Howard’s journey to the teaching profession has taken many turns. After attending college for a few years and then working at a department store, Howard enrolled in Bethel Seminary. In his courses, he felt called to “ministry” but was unsure what form it should take. On one occasion, Associate Professor Ralph Hammond sat him down and asked him what he really wanted to do as a ministry.
“I said I wanted to work with urban or ‘at risk kids,” Howard explains. “Professor Hammond said, ‘Then that’s your calling. Become a teacher and do that as your ministry. Kids need your love, too; it doesn’t have to come from the pulpit. In fact, most of the time it’s better when it doesn’t.’ His words confirmed for me that I should teach. I enrolled in the M.A.T. program at Bethel soon after. I learned there that teaching—or anything else we do—really is a ministry. This truth was modeled by my Bethel instructors.”
“It’s nice to be selected (by the judging panel) out of the original 139 teachers nominated,” Howard says, “but what was most satisfying to me was to be nominated by the families in the first place.

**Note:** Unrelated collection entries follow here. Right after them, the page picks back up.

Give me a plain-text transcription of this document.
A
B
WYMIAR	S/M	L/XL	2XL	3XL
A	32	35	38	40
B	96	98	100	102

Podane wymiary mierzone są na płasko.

The teaching profession rarely offers that kind of positive feedback, and their act alone energized me in the classroom.”
Howard emphasizes that he is just one of the hundreds of great teachers in Minnesota, and it feels humbling to be singled out. “I’m where I’m supposed to be now, and it only took me 32 years to get here,” he says.
Education Minnesota, the statewide teachers union, has held the Teacher of the Year contest for 49 years to honor the work of public school educators across the state.
Every fall, one teacher from each Minnesota school district is nominated by students, parents, and teachers. A panel of 25 government, non-profit, education, and business leaders then narrows the field to 135 teacher candidates, then to 39 semifinalists, and then to 10 finalists. The Teacher of the Year will be named at a banquet on May 5.